Yes, we do come from somewhat different backgrounds which likely asked different questions, had different emphases, etc. But for me, it’s very valuable to allow other perspectives to inform and challenge my own. I’ve very much appreciated hearing your experiences and how you’ve grown up with a different perspective on the Bible. I think that whatever backgrounds you or I or anyone else comes from, there are generic, inherently human questions that we all ask and seek to find answers for. I’ve enjoyed the window into another way of approaching the questions you’ve provided.
Yes, other perspectives do inform and challenge our own. I think it is inevitable that exposure to plural realities leads to an encounter with relativism and the inability to sustain meaning. Do you think that is true? I know that there are writers who think we can voluntarily, communally sustain meaning. Robert Bellah is one, for example. Other writers, Peter Berger for example, think that we cannot really voluntarily sustain communal meanings for long or without the sense that we are playing “make believe” and yet Berger does not give up the pursuit of meaning – he still expects it to find it out there in freedom somewhere, expects the freedom that comes with pluralism to someday lead to transcendent truth. I suppose I am like Berger in that way.
Even though we have come from different backgrounds I think we each ask the same questions that Bellah and Berger ask. We bring resources with us from our backgrounds with which we attempt to answer the questions. And the resources are not enough.
Yes and no. I think it is true that relativism is an inescapable component of when and where we live, but I’m not sure that this necessarily entails an inability to sustain meaning. I think that ideally our epistemological context ought to make us more humble and gracious, but like Berger I don’t think that it means we ought to give up on the idea of objective meaning out there which we align ourselves with as opposed to create/maintain communally. We may not have the resources to know as much as we might like, but I think we have enough to live responsibly and ethically before God.

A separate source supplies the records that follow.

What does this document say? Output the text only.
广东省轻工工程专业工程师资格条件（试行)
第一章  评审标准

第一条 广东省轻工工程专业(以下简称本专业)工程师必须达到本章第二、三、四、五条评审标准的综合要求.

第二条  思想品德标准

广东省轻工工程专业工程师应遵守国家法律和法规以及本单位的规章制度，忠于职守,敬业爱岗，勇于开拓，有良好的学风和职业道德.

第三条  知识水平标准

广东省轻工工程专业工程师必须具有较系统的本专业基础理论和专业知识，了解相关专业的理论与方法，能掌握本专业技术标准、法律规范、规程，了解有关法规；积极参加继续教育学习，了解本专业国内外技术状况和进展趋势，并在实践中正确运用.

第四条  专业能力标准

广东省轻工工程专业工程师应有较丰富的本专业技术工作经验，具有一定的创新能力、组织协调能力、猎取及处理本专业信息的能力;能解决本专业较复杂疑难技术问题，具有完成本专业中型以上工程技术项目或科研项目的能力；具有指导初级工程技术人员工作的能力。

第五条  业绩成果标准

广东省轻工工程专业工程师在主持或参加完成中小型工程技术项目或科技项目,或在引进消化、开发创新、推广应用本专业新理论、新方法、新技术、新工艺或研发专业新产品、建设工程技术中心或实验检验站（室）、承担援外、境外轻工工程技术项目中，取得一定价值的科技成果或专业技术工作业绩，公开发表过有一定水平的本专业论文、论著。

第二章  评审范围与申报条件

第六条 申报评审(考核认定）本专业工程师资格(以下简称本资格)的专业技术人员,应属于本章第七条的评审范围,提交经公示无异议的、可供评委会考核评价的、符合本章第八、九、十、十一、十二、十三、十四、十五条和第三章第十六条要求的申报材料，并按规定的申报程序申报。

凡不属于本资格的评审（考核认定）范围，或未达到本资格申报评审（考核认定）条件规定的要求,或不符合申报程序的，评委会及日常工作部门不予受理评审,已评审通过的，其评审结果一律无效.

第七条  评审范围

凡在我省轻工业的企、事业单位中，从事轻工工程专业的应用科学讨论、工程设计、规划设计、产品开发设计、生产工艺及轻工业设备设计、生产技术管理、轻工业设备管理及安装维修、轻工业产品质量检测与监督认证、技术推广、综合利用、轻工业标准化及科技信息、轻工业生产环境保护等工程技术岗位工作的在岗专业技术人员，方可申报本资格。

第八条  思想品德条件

“It is NOT those who hear the law who are righteous in God’s sight, but it is those who OBEY the law who will be declared righteous.” Rom. 2:13
Anu idea what the law is Paul is talking about?

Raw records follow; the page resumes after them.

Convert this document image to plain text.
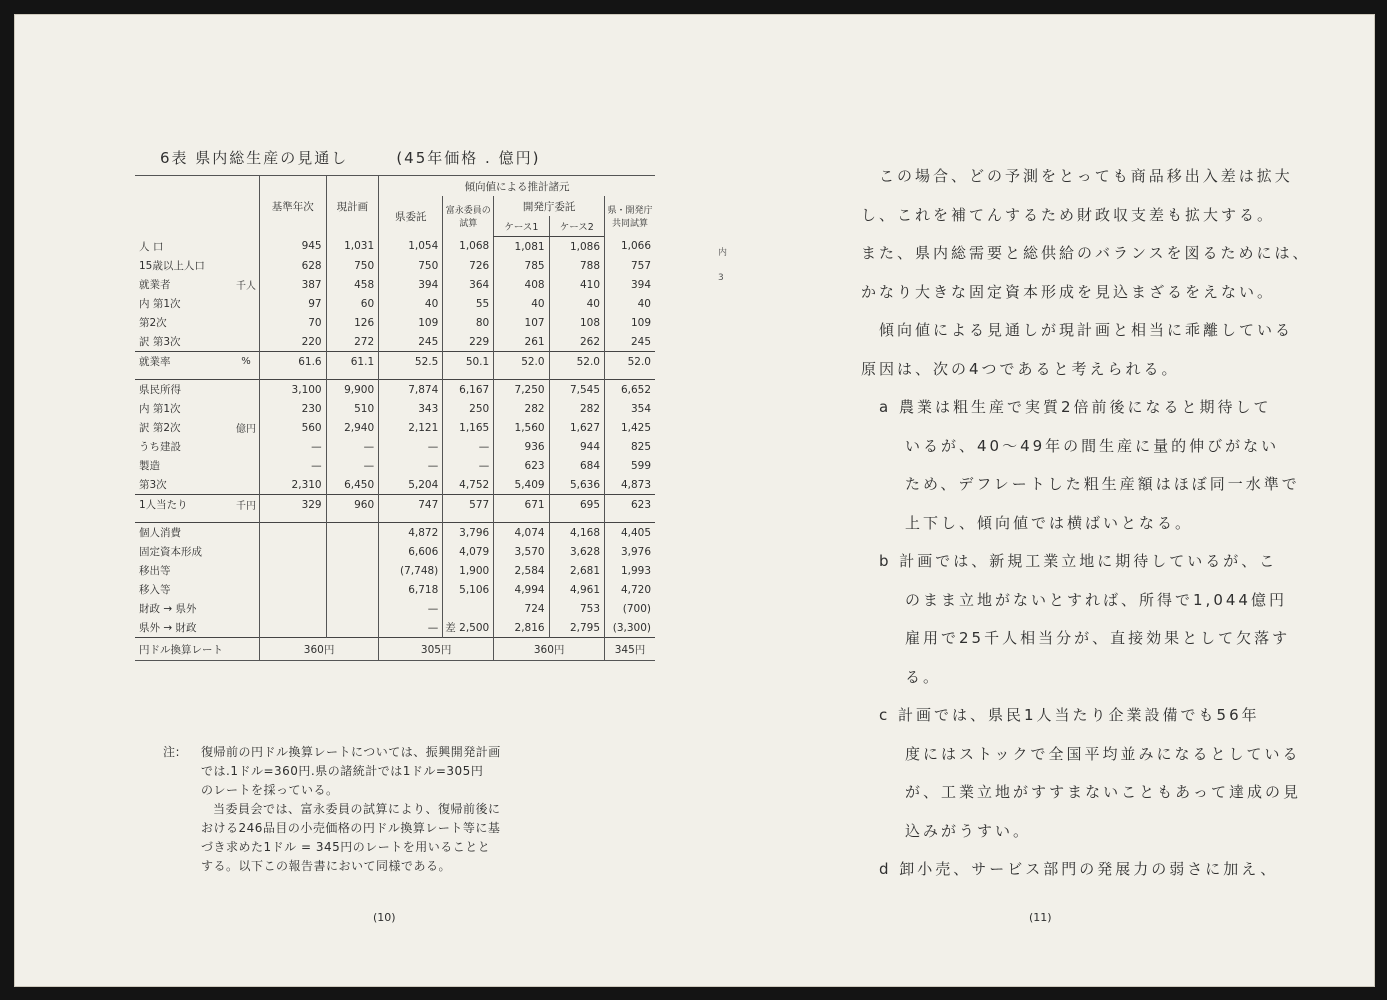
6表 県内総生産の見通し	(45年価格 . 億円)
		基準年次	現計画	傾向値による推計諸元				
				県委託	富永委員の試算	開発庁委託		県・開発庁共同試算
						ケース1	ケース2	
人 口		945	1,031	1,054	1,068	1,081	1,086	1,066
15歳以上人口		628	750	750	726	785	788	757
就業者	千人	387	458	394	364	408	410	394
内 第1次		97	60	40	55	40	40	40
第2次		70	126	109	80	107	108	109
訳 第3次		220	272	245	229	261	262	245
就業率	%	61.6	61.1	52.5	50.1	52.0	52.0	52.0

県民所得		3,100	9,900	7,874	6,167	7,250	7,545	6,652
内 第1次		230	510	343	250	282	282	354
訳 第2次	億円	560	2,940	2,121	1,165	1,560	1,627	1,425
うち建設		—	—	—	—	936	944	825
製造		—	—	—	—	623	684	599
第3次		2,310	6,450	5,204	4,752	5,409	5,636	4,873
1人当たり	千円	329	960	747	577	671	695	623

個人消費				4,872	3,796	4,074	4,168	4,405
固定資本形成				6,606	4,079	3,570	3,628	3,976
移出等				(7,748)	1,900	2,584	2,681	1,993
移入等				6,718	5,106	4,994	4,961	4,720
財政 → 県外				—		724	753	(700)
県外 → 財政				—	差 2,500	2,816	2,795	(3,300)
円ドル換算レート		360円		305円		360円		345円
注: 復帰前の円ドル換算レートについては、振興開発計画
では.1ドル=360円.県の諸統計では1ドル=305円
のレートを採っている。
当委員会では、富永委員の試算により、復帰前後に
おける246品目の小売価格の円ドル換算レート等に基
づき求めた1ドル = 345円のレートを用いることと
する。以下この報告書において同様である。
(10)
内
3

この場合、どの予測をとっても商品移出入差は拡大

し、これを補てんするため財政収支差も拡大する。

また、県内総需要と総供給のバランスを図るためには、

かなり大きな固定資本形成を見込まざるをえない。

傾向値による見通しが現計画と相当に乖離している

原因は、次の4つであると考えられる。

a 農業は粗生産で実質2倍前後になると期待して

いるが、40〜49年の間生産に量的伸びがない

ため、デフレートした粗生産額はほぼ同一水準で

上下し、傾向値では横ばいとなる。

b 計画では、新規工業立地に期待しているが、こ

のまま立地がないとすれば、所得で1,044億円

雇用で25千人相当分が、直接効果として欠落す

る。

c 計画では、県民1人当たり企業設備でも56年

度にはストックで全国平均並みになるとしている

が、工業立地がすすまないこともあって達成の見

込みがうすい。

d 卸小売、サービス部門の発展力の弱さに加え、

(11)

Well, because Paul is a Jew it seems clear that he is referring to the OT law (the Pentateuch/Torah).
Nada. The law was changed by God AFTER Jesus was crucified. Heb. 7:12b and Rom. 5:20. One word has been added to the law and it is only by the faith of obeying this law that anyone will be declared righteous.
To save us some time here, what exactly is your point and how does it relate to the post?
No man has ever been or will be a direct beneficary of any man’s death if it is caused by bloodshed.